My experiments have bounced between male and female forms just looking for minimizing that effect.
It is still below freezing today, but I hope to get in the shop tomorrow.
Patrick
Handforged:
--- Quote from: Mr. Woolery on April 10, 2020, 12:30:39 pm ---One of my perpetual frustrations with bent blades is the cross-section deformation. Flat doesn’t stay flat in cross section. I remember frustrating my Mechanics of Materials professor when I pointed out that plane sections don’t remain plane when a bar deforms. It is a lot harder to calculate strengths and for class purposes we could pretend, but it always annoys me to have a categorical statement made when I know it isn’t true.
My experiments have bounced between male and female forms just looking for minimizing that effect.

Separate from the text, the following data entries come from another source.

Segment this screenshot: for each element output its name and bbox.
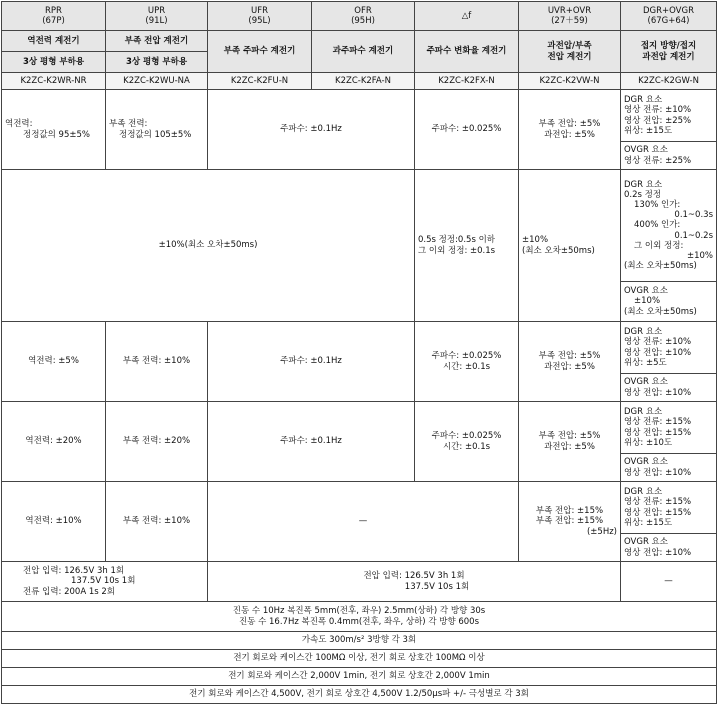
r3-rpr: 역전력: ±5%	[2, 322, 106, 402]
r4-ovgr: OVGR 요소 영상 전압: ±10%	[621, 454, 717, 482]
model-rpr: K2ZC-K2WR-NR	[2, 73, 106, 90]
r2-df: 0.5s 정정:0.5s 이하 그 이외 정정: ±0.1s	[415, 170, 519, 322]
vibration-spec: 진동 수 10Hz 복진폭 5mm(전후, 좌우) 2.5mm(상하) 각 방향 30s 진동 수 16.7Hz 복진폭 0.4mm(전후, 좌우, 상하) 각 방향 600s	[2, 602, 717, 632]
row-vibration	[2, 602, 717, 632]
code-df: △f	[415, 2, 519, 31]
insulation-spec: 전기 회로와 케이스간 100MΩ 이상, 전기 회로 상호간 100MΩ 이상	[2, 650, 717, 668]
name-uvr-ovr: 과전압/부족 전압 계전기	[519, 31, 621, 73]
model-upr: K2ZC-K2WU-NA	[106, 73, 208, 90]
code-dgr-ovgr: DGR+OVGR (67G+64)	[621, 2, 717, 31]
header-code-row	[2, 2, 717, 31]
row-operating-time-a	[2, 170, 717, 282]
r2-dgr: DGR 요소 0.2s 정정 130% 인가: 0.1~0.3s 400% 인가: 0.1~0.2s 그 이외 정정: ±10% (최소 오차±50ms)	[621, 170, 717, 282]
r3-uvr: 부족 전압: ±5% 과전압: ±5%	[519, 322, 621, 402]
subname-rpr: 3상 평형 부하용	[2, 52, 106, 73]
spec-table	[1, 1, 717, 704]
r2-main: ±10%(최소 오차±50ms)	[2, 170, 415, 322]
r5-uvr: 부족 전압: ±15% 부족 전압: ±15% (±5Hz)	[519, 482, 621, 562]
r1-ovgr: OVGR 요소 영상 전류: ±25%	[621, 142, 717, 170]
model-ufr: K2ZC-K2FU-N	[208, 73, 312, 90]
r6-left: 전압 입력: 126.5V 3h 1회 137.5V 10s 1회 전류 입력: 200A 1s 2회	[2, 562, 208, 602]
r5-dgr: DGR 요소 영상 전류: ±15% 영상 전압: ±15% 위상: ±15도	[621, 482, 717, 534]
r2-uvr: ±10% (최소 오차±50ms)	[519, 170, 621, 322]
r1-rpr: 역전력: 정정값의 95±5%	[2, 90, 106, 170]
r3-upr: 부족 전력: ±10%	[106, 322, 208, 402]
r6-mid: 전압 입력: 126.5V 3h 1회 137.5V 10s 1회	[208, 562, 621, 602]
name-df: 주파수 변화율 계전기	[415, 31, 519, 73]
row-voltage-a	[2, 402, 717, 454]
code-ufr: UFR (95L)	[208, 2, 312, 31]
r5-ovgr: OVGR 요소 영상 전압: ±10%	[621, 534, 717, 562]
header-name-row	[2, 31, 717, 52]
row-frequency-a	[2, 482, 717, 534]
name-rpr: 역전력 계전기	[2, 31, 106, 52]
r1-dgr: DGR 요소 영상 전류: ±10% 영상 전압: ±25% 위상: ±15도	[621, 90, 717, 142]
row-shock	[2, 632, 717, 650]
row-operating-value-a	[2, 90, 717, 142]
name-ufr: 부족 주파수 계전기	[208, 31, 312, 73]
model-dgr-ovgr: K2ZC-K2GW-N	[621, 73, 717, 90]
name-upr: 부족 전압 계전기	[106, 31, 208, 52]
code-upr: UPR (91L)	[106, 2, 208, 31]
row-impulse	[2, 686, 717, 704]
r3-freq: 주파수: ±0.1Hz	[208, 322, 415, 402]
r4-freq: 주파수: ±0.1Hz	[208, 402, 415, 482]
row-temp-a	[2, 322, 717, 374]
withstand-spec: 전기 회로와 케이스간 2,000V 1min, 전기 회로 상호간 2,000V 1min	[2, 668, 717, 686]
row-overload	[2, 562, 717, 602]
r4-dgr: DGR 요소 영상 전류: ±15% 영상 전압: ±15% 위상: ±10도	[621, 402, 717, 454]
r6-right: —	[621, 562, 717, 602]
model-ofr: K2ZC-K2FA-N	[312, 73, 415, 90]
r2-ovgr: OVGR 요소 ±10% (최소 오차±50ms)	[621, 282, 717, 322]
row-withstand	[2, 668, 717, 686]
r5-freq: —	[208, 482, 519, 562]
code-ofr: OFR (95H)	[312, 2, 415, 31]
r4-rpr: 역전력: ±20%	[2, 402, 106, 482]
r1-df: 주파수: ±0.025%	[415, 90, 519, 170]
code-uvr-ovr: UVR+OVR (27＋59)	[519, 2, 621, 31]
subname-upr: 3상 평형 부하용	[106, 52, 208, 73]
r1-uvr: 부족 전압: ±5% 과전압: ±5%	[519, 90, 621, 170]
name-dgr-ovgr: 접지 방향/접지 과전압 계전기	[621, 31, 717, 73]
model-df: K2ZC-K2FX-N	[415, 73, 519, 90]
r3-dgr: DGR 요소 영상 전류: ±10% 영상 전압: ±10% 위상: ±5도	[621, 322, 717, 374]
model-uvr-ovr: K2ZC-K2VW-N	[519, 73, 621, 90]
r1-upr: 부족 전력: 정정값의 105±5%	[106, 90, 208, 170]
r4-uvr: 부족 전압: ±5% 과전압: ±5%	[519, 402, 621, 482]
impulse-spec: 전기 회로와 케이스간 4,500V, 전기 회로 상호간 4,500V 1.2/50μs파 +/- 극성별로 각 3회	[2, 686, 717, 704]
r1-freq: 주파수: ±0.1Hz	[208, 90, 415, 170]
model-row	[2, 73, 717, 90]
code-rpr: RPR (67P)	[2, 2, 106, 31]
shock-spec: 가속도 300m/s² 3방향 각 3회	[2, 632, 717, 650]
r5-upr: 부족 전력: ±10%	[106, 482, 208, 562]
r4-upr: 부족 전력: ±20%	[106, 402, 208, 482]
row-insulation	[2, 650, 717, 668]
r5-rpr: 역전력: ±10%	[2, 482, 106, 562]
r3-ovgr: OVGR 요소 영상 전압: ±10%	[621, 374, 717, 402]
r4-df: 주파수: ±0.025% 시간: ±0.1s	[415, 402, 519, 482]
name-ofr: 과주파수 계전기	[312, 31, 415, 73]
r3-df: 주파수: ±0.025% 시간: ±0.1s	[415, 322, 519, 402]
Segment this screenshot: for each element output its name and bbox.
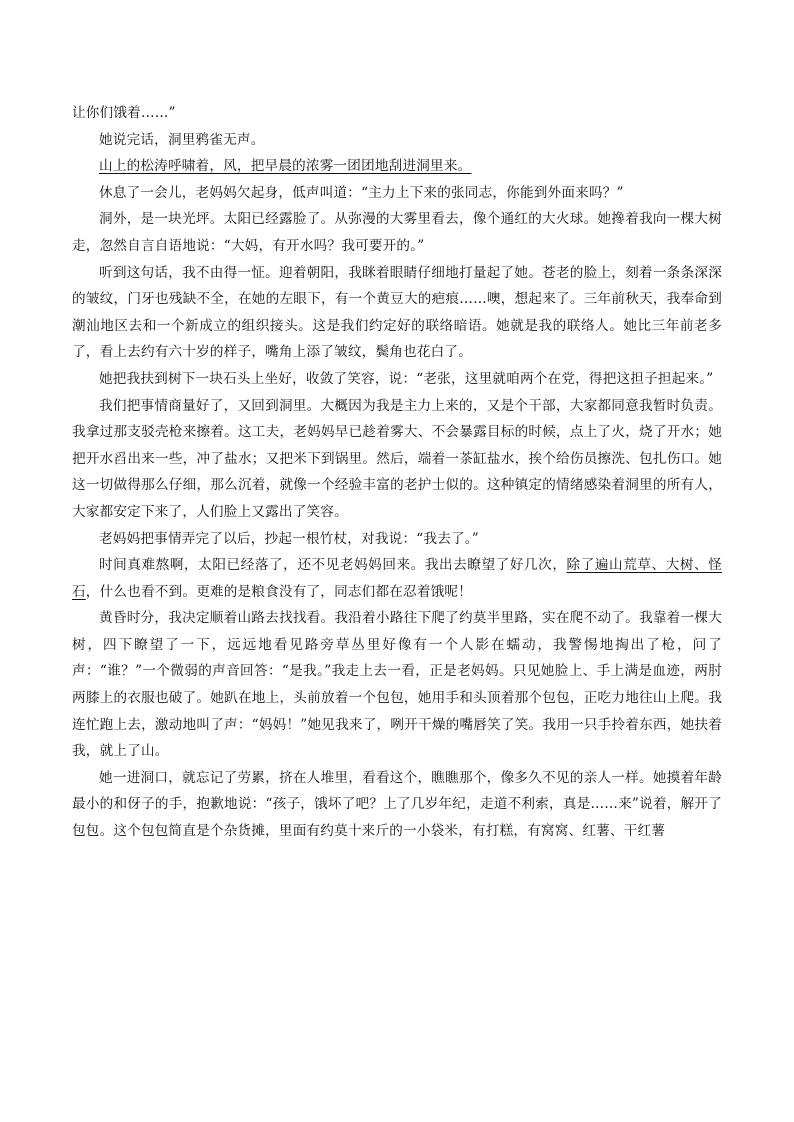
paragraph-3-underlined: 山上的松涛呼啸着，风，把早晨的浓雾一团团地刮进洞里来。 xyxy=(99,158,472,175)
paragraph-11: 黄昏时分，我决定顺着山路去找找看。我沿着小路往下爬了约莫半里路，实在爬不动了。我靠着一棵大树，四下瞭望了一下，远远地看见路旁草丛里好像有一个人影在蠕动，我警惕地掏出了枪，问了声：“谁？”一个微弱的声音回答：“是我。”我走上去一看，正是老妈妈。只见她脸上、手上满是血迹，两肘两膝上的衣服也破了。她趴在地上，头前放着一个包包，她用手和头顶着那个包包，正吃力地往山上爬。我连忙跑上去，激动地叫了声：“妈妈！”她见我来了，咧开干燥的嘴唇笑了笑。我用一只手拎着东西，她扶着我，就上了山。 xyxy=(72,610,722,760)
paragraph-10-after: ，什么也看不到。更难的是粮食没有了，同志们都在忍着饿呢！ xyxy=(85,583,473,600)
paragraph-9: 老妈妈把事情弄完了以后，抄起一根竹杖，对我说：“我去了。” xyxy=(99,530,479,547)
paragraph-12: 她一进洞口，就忘记了劳累，挤在人堆里，看看这个，瞧瞧那个，像多久不见的亲人一样。她摸着年龄最小的和伢子的手，抱歉地说：“孩子，饿坏了吧？上了几岁年纪，走道不利索，真是……来”说着，解开了包包。这个包包简直是个杂货摊，里面有约莫十来斤的一小袋米，有打糕，有窝窝、红薯、干红薯 xyxy=(72,769,722,840)
paragraph-4: 休息了一会儿，老妈妈欠起身，低声叫道：“主力上下来的张同志，你能到外面来吗？” xyxy=(99,184,624,201)
paragraph-10-before: 时间真难熬啊，太阳已经落了，还不见老妈妈回来。我出去瞭望了好几次， xyxy=(99,557,567,574)
paragraph-2: 她说完话，洞里鸦雀无声。 xyxy=(99,131,265,148)
paragraph-5: 洞外，是一块光坪。太阳已经露脸了。从弥漫的大雾里看去，像个通红的大火球。她搀着我向一棵大树走，忽然自言自语地说：“大妈，有开水吗？我可要开的。” xyxy=(72,211,722,254)
paragraph-7: 她把我扶到树下一块石头上坐好，收敛了笑容，说：“老张，这里就咱两个在党，得把这担子担起来。” xyxy=(99,370,714,387)
paragraph-10-underlined: 除了遍山荒草、大树、怪石 xyxy=(72,557,722,600)
story-text xyxy=(72,100,722,845)
paragraph-6: 听到这句话，我不由得一怔。迎着朝阳，我眯着眼睛仔细地打量起了她。苍老的脸上，刻着一条条深深的皱纹，门牙也残缺不全，在她的左眼下，有一个黄豆大的疤痕……噢，想起来了。三年前秋天，我奉命到潮汕地区去和一个新成立的组织接头。这是我们约定好的联络暗语。她就是我的联络人。她比三年前老多了，看上去约有六十岁的样子，嘴角上添了皱纹，鬓角也花白了。 xyxy=(72,264,722,361)
paragraph-1: 让你们饿着……” xyxy=(72,105,176,121)
paragraph-10 xyxy=(72,552,722,605)
paragraph-8: 我们把事情商量好了，又回到洞里。大概因为我是主力上来的，又是个干部，大家都同意我暂时负责。我拿过那支驳壳枪来擦着。这工夫，老妈妈早已趁着雾大、不会暴露目标的时候，点上了火，烧了开水；她把开水舀出来一些，冲了盐水；又把米下到锅里。然后，端着一茶缸盐水，挨个给伤员擦洗、包扎伤口。她这一切做得那么仔细，那么沉着，就像一个经验丰富的老护士似的。这种镇定的情绪感染着洞里的所有人，大家都安定下来了，人们脸上又露出了笑容。 xyxy=(72,397,722,520)
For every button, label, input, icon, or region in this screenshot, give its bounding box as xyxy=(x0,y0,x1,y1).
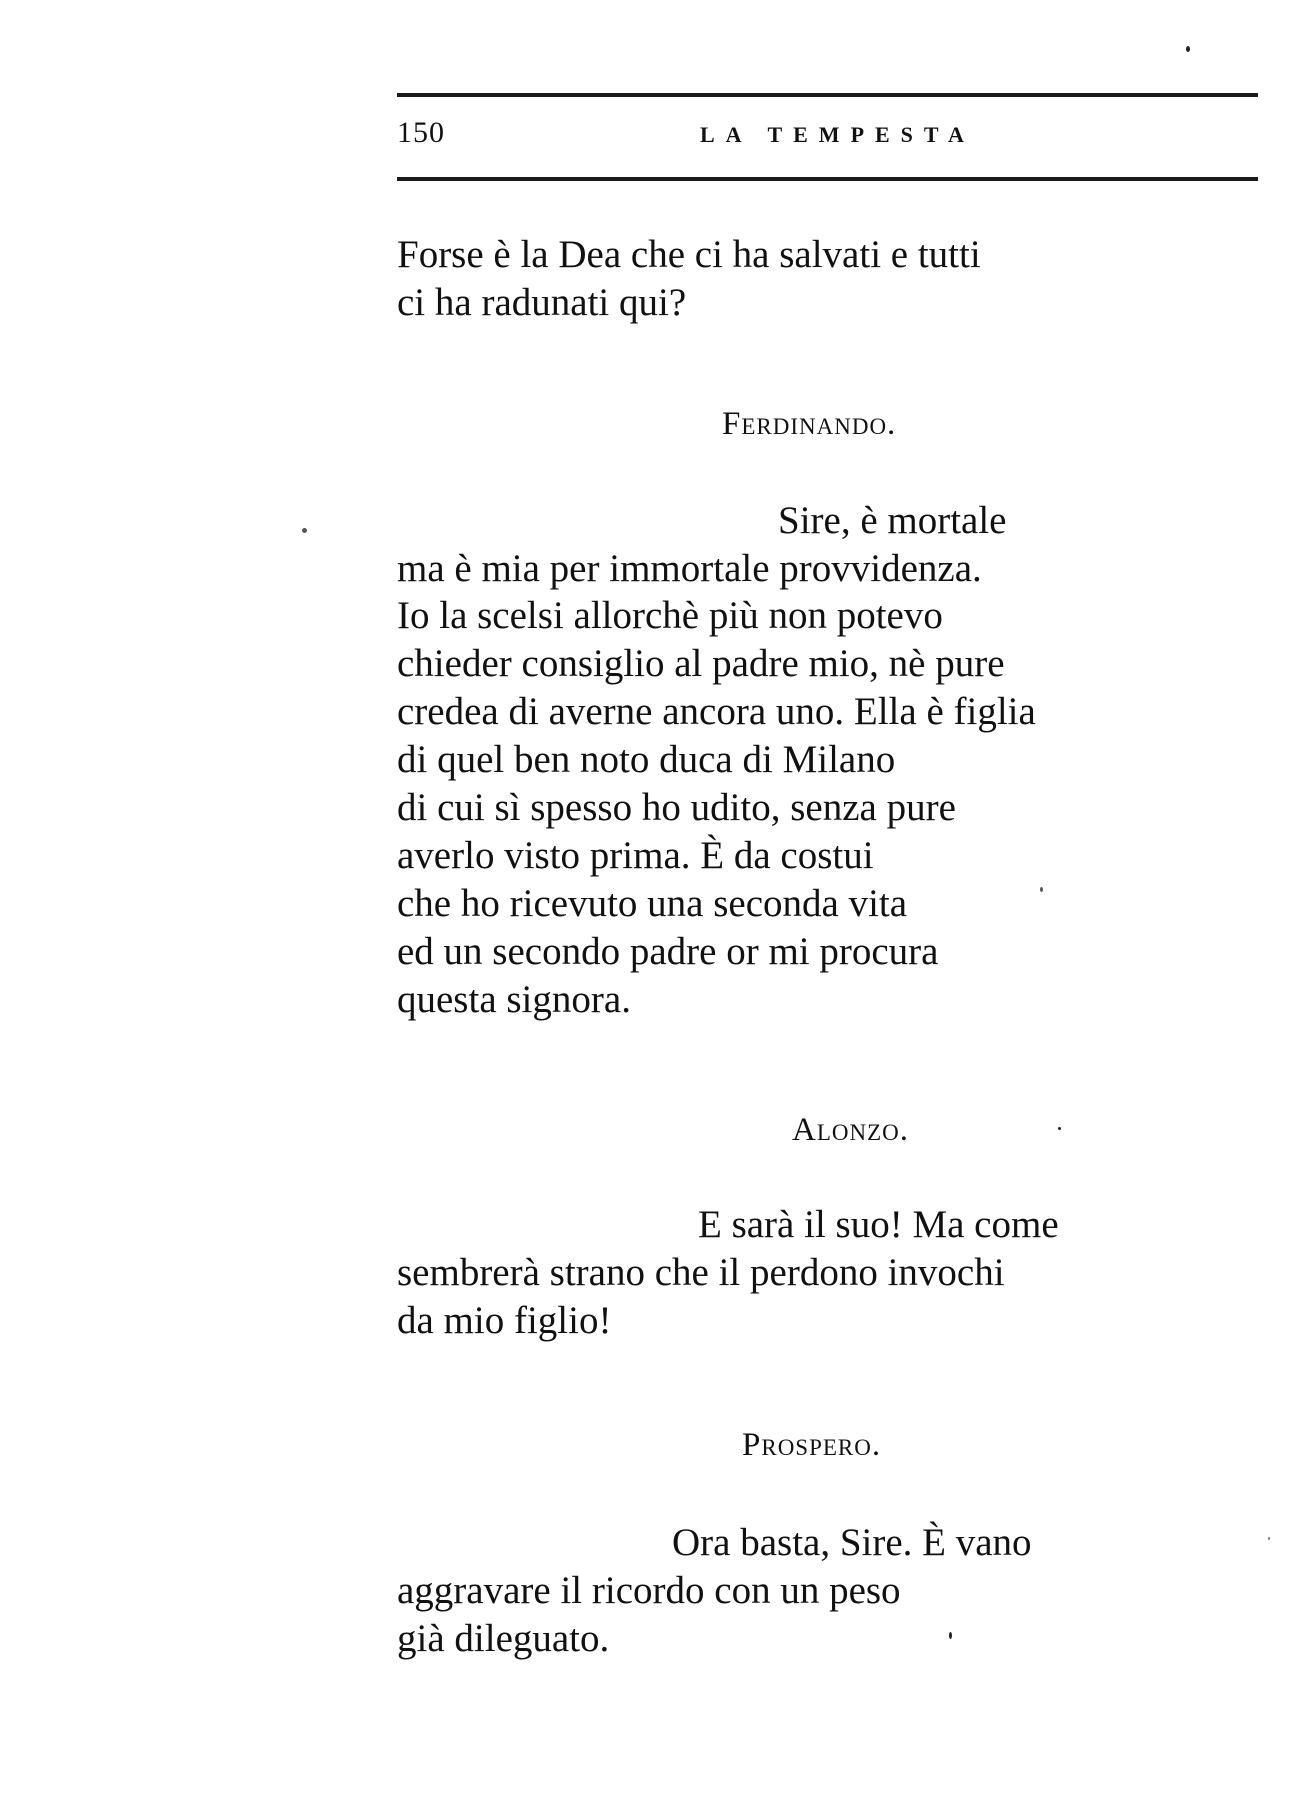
verse-line: chieder consiglio al padre mio, nè pure xyxy=(397,642,1005,685)
verse-line: che ho ricevuto una seconda vita xyxy=(397,882,908,925)
scan-speck xyxy=(949,1632,952,1639)
speaker-name: Alonzo. xyxy=(792,1112,910,1148)
header-top-rule xyxy=(397,93,1258,97)
verse-line: Forse è la Dea che ci ha salvati e tutti xyxy=(397,233,981,276)
verse-line: credea di averne ancora uno. Ella è figlia xyxy=(397,690,1036,733)
verse-line: da mio figlio! xyxy=(397,1299,612,1342)
verse-line: sembrerà strano che il perdono invochi xyxy=(397,1251,1005,1294)
verse-line: di quel ben noto duca di Milano xyxy=(397,738,896,781)
page-number: 150 xyxy=(397,116,445,149)
verse-line: E sarà il suo! Ma come xyxy=(698,1203,1059,1246)
scan-speck xyxy=(1268,1537,1270,1540)
verse-line: Io la scelsi allorchè più non potevo xyxy=(397,594,943,637)
verse-line: averlo visto prima. È da costui xyxy=(397,834,874,877)
verse-line: ci ha radunati qui? xyxy=(397,281,687,324)
verse-line: aggravare il ricordo con un peso xyxy=(397,1569,901,1612)
verse-line: questa signora. xyxy=(397,978,631,1021)
running-title: LA TEMPESTA xyxy=(700,122,975,147)
header-bottom-rule xyxy=(397,177,1258,181)
scan-speck xyxy=(1058,1127,1061,1130)
speaker-name: Prospero. xyxy=(742,1427,882,1463)
scan-speck xyxy=(1186,46,1190,52)
scan-speck xyxy=(302,528,307,533)
scan-speck xyxy=(1040,887,1043,892)
verse-line: Sire, è mortale xyxy=(778,499,1007,542)
verse-line: già dileguato. xyxy=(397,1617,610,1660)
verse-line: Ora basta, Sire. È vano xyxy=(672,1521,1032,1564)
verse-line: ma è mia per immortale provvidenza. xyxy=(397,547,982,590)
verse-line: ed un secondo padre or mi procura xyxy=(397,930,939,973)
verse-line: di cui sì spesso ho udito, senza pure xyxy=(397,786,956,829)
speaker-name: Ferdinando. xyxy=(722,406,897,442)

It is still below freezing today, but I hope to get in the shop tomorrow.
Patrick
--- End quote ---
Here is something to take into account. What you mentioned here is true, the cross section of steel does deform after it is bent. However, we do the bending when the steel is still in the annealed state (soft). Form your curvature THEN we thermocycle the steel, treating it like any other knife blade, to reorganize the carbon molecules within the blade. Three thermocycles on any handforging is average and minimum for me to "Normalize" the steel from the forces that have been imparted on it in the process of shaping and that does include bending it. So after normalizing the steel through thermocycles, we should be back to the same structure (internally) as when we started with a blank piece of steel. I know there is some debate there but I am speaking in broad strokes. This all in preparation for the final heat, quench and temper. Which if also done properly should result in the blade exhibiting the consistent hardness without stress points that we created be forging and bending it.
Russ:
--- Quote from: Handforged on April 10, 2020, 11:11:53 am ---
--- Quote from: Hawkdancer on April 10, 2020, 12:50:37 am ---Like Russell! Only missing a forge! (f) (lol), quenching tank, a real anvil, and time! Watching closely!
Hawkdancer
--- End quote ---
If you've got a torch, a piece of railroad iron and a gallon of mineral oil, you can do it!
--- End quote ---
well i got all that, but i lack something very rare, very very rare. permission.
Handforged:
--- Quote from: Deerhunter21 on April 10, 2020, 01:40:42 pm ---
--- Quote from: Handforged on April 10, 2020, 11:11:53 am ---
--- Quote from: Hawkdancer on April 10, 2020, 12:50:37 am ---Like Russell! Only missing a forge! (f) (lol), quenching tank, a real anvil, and time! Watching closely!
Hawkdancer
--- End quote ---
If you've got a torch, a piece of railroad iron and a gallon of mineral oil, you can do it!
--- End quote ---
well i got all that, but i lack something very rare, very very rare. permission.
--- End quote ---
Dominus Ominus…. I hereby bequeath permission. Get after it.